9. The method of claim 7 or 8, wherein in step (d) of the method:

a. contacting one or more nuclei in two or more subsamples first with an antibody and then with a first transposase, wherein the first transposase is linked to a binding moiety that binds to the antibody;

b. first incubating an antibody with a first transposase linked to a binding moiety to which the antibody binds; and contacting one or more nuclei in the two or more subsamples with an antibody that binds to the transposase;

c. one or more nuclei in the two or more subsamples are contacted with an antibody covalently linked to the first transposase.
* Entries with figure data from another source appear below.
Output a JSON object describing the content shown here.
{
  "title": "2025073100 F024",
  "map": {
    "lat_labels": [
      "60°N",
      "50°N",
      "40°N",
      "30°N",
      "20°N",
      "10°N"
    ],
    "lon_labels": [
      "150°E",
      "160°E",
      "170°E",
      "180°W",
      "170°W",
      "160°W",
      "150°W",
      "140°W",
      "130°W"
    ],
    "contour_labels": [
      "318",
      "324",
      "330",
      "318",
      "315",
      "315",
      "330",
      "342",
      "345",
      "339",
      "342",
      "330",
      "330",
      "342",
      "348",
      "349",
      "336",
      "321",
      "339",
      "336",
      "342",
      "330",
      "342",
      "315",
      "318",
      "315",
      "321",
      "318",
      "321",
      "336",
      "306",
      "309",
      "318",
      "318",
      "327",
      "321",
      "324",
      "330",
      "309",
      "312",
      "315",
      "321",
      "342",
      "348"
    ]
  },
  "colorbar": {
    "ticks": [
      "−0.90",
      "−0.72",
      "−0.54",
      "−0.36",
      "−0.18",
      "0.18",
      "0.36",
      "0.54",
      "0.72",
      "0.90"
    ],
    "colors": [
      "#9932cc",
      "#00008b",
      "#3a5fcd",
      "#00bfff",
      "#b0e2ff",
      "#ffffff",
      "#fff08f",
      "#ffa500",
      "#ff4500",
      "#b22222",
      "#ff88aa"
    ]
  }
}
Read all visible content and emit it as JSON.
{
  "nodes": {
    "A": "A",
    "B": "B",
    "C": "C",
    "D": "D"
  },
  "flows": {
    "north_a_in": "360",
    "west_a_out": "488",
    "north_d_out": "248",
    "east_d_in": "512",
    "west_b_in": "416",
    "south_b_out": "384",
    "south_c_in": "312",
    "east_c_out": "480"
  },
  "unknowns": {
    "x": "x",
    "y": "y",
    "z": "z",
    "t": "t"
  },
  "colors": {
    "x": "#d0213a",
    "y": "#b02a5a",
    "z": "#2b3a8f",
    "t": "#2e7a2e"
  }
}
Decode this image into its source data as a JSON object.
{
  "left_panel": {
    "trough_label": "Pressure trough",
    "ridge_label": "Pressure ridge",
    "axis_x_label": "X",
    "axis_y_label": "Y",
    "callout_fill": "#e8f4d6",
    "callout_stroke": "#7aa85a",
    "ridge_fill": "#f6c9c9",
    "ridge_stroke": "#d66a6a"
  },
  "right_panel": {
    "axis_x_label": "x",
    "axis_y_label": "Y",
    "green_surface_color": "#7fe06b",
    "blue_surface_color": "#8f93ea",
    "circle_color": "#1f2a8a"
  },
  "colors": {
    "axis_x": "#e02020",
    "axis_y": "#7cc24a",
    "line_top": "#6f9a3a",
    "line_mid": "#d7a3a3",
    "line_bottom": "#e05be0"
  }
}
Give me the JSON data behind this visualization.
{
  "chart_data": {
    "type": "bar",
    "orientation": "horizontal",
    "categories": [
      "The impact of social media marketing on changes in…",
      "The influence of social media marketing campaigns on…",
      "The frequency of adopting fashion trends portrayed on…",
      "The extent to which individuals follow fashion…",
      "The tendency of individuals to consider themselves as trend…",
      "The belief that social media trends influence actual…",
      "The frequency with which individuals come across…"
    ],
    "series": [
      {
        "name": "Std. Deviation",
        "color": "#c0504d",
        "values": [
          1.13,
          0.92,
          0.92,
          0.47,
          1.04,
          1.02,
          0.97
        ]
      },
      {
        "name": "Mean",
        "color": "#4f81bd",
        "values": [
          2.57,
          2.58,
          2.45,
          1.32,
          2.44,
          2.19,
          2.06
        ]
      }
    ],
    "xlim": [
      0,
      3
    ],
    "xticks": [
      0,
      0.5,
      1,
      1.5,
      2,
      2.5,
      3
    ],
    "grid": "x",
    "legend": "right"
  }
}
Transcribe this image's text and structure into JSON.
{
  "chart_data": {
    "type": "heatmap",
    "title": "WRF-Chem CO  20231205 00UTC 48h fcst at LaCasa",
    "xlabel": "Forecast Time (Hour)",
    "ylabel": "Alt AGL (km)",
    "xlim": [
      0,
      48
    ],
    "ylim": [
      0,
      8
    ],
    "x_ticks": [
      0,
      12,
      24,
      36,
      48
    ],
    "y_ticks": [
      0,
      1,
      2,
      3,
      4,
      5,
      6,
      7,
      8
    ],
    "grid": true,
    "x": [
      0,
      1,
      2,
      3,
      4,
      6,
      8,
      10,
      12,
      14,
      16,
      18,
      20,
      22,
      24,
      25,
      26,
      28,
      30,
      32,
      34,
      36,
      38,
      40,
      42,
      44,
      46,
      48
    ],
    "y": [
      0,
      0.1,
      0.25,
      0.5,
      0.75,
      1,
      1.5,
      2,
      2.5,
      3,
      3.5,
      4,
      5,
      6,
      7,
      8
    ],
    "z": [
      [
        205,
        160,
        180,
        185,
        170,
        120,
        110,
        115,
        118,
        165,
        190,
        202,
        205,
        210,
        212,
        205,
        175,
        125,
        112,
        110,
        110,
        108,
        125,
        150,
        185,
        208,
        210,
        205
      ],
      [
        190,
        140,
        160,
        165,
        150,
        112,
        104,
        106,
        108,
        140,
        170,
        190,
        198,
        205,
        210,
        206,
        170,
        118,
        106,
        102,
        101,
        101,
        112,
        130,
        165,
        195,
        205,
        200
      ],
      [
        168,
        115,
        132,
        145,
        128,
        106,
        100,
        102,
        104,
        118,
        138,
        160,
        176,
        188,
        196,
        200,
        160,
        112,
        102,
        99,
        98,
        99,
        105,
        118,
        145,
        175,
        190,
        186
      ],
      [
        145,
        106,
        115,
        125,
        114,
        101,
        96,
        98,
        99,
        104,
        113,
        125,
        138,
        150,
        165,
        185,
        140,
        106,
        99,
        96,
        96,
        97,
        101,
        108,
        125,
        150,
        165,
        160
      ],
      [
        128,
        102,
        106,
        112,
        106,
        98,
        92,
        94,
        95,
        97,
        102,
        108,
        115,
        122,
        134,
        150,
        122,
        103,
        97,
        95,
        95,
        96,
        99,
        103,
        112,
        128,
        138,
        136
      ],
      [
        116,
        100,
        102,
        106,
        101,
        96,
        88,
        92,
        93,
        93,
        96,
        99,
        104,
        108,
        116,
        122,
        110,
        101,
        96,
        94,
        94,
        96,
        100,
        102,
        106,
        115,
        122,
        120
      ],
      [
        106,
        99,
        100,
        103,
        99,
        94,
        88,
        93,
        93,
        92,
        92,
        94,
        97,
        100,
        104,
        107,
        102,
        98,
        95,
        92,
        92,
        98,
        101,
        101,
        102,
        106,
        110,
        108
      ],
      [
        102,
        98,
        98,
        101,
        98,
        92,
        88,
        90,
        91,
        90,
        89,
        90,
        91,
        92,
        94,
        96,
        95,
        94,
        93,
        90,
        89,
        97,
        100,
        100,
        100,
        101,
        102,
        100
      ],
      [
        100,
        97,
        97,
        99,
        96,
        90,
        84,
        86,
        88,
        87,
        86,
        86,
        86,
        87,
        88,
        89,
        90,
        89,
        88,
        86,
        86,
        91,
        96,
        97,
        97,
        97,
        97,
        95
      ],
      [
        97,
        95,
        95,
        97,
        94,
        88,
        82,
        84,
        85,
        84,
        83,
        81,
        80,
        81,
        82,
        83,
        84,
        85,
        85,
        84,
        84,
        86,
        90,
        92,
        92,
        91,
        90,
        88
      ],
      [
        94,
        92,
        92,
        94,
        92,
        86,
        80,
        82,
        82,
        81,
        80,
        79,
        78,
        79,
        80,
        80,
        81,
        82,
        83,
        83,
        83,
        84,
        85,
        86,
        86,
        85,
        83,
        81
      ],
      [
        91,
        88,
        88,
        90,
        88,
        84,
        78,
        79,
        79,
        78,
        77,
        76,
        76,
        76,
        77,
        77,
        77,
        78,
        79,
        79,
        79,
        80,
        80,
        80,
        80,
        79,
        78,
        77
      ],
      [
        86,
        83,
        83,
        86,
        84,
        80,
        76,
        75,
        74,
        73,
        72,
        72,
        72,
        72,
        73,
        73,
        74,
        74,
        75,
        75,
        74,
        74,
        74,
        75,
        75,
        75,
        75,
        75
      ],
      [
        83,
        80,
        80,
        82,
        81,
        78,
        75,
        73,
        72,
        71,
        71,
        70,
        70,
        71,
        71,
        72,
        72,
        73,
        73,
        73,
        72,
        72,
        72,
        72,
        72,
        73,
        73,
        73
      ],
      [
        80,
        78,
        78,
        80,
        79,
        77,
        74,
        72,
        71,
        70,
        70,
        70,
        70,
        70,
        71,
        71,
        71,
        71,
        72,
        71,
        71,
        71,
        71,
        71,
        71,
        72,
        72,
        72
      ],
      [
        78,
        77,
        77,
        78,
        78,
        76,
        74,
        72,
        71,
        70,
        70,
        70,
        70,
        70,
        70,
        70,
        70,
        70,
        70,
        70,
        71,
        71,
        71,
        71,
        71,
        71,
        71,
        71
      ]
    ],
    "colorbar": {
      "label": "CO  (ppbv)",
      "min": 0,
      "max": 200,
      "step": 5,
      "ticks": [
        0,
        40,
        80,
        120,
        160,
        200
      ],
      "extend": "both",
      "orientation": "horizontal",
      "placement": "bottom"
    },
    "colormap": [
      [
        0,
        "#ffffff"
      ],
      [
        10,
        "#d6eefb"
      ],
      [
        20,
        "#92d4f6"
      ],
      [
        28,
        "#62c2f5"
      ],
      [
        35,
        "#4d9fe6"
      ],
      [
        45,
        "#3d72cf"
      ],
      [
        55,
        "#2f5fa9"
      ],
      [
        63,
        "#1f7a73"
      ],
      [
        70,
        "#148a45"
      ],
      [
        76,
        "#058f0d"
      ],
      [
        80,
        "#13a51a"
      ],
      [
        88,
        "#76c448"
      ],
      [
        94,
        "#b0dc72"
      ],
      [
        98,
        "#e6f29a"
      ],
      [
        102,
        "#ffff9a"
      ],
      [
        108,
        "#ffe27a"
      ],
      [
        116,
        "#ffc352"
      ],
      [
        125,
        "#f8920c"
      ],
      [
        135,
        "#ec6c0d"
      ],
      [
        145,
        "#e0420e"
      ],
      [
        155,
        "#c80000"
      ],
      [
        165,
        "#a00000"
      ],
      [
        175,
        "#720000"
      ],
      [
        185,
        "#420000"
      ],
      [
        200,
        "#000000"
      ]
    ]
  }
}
10. The method of any one of claims 7-9, wherein after step (m), the steps of pooling, resolving, and contacting the subsamples with a ligase and a tag comprising an additional tag sequence are repeated one or more times.

11. The method of any one of claims 1-2, 4-10, wherein the third restriction site is recognized by a type IIS endonuclease.

12. The method of claim 11, wherein said type IIS endonuclease is selected from the group consisting of FokI, acuI, asuHPI, bbvI I, bpmI, bpuii, bsemeiii, bseRI, bseXI, bslffi, bsmFI, bsPCNI, bstV1I, btgZI, eci, eco57I, faqI, gsuI, hphI, mmeI, nmeAIII, schI, taq ii, tsptti, and tswipg.

13. The method of claims 1-2, 4-12, wherein the polynucleotide is tailed by contacting the DNA and cDNA with:

(i) Terminal deoxynucleotidyl transferase (TdT);

(ii) DNA ligase and DNA or RNA oligonucleotides;

(iii) DNA polymerase and random primers; or

(iv) DNA or RNA oligonucleotides with active chemical groups attached to the 3' ends of DNA and cDNA.

14. The method of claim 13 (ii), wherein the DNA ligase is T3, T4 or T7 DNA ligation.

15. The method of claim 13 (iv), wherein the reactive chemical group is a reactive group suitable for click chemistry.

16. The method of claim 13 (iv), wherein the active chemical group is an azide group or an alkynyl group.

17. The method of any one of claims 4-6 or 9-16, wherein the binding moiety linked to the first transposase is protein a.

18. The method of any one of the preceding claims, wherein the chromatin-associated protein is a transcription factor protein is a histone, a transcription factor, a chromatin remodeling complex, a RNA polymerase, a DNA polymerase, or an accessory protein.

19. The method of any one of the preceding claims, wherein the chromatin modification is a histone modification, a DNA modification, an RNA modification, a histone variant, or an R-loop.

20. The method of any one of the preceding claims, wherein the nucleus is obtained from a mammal.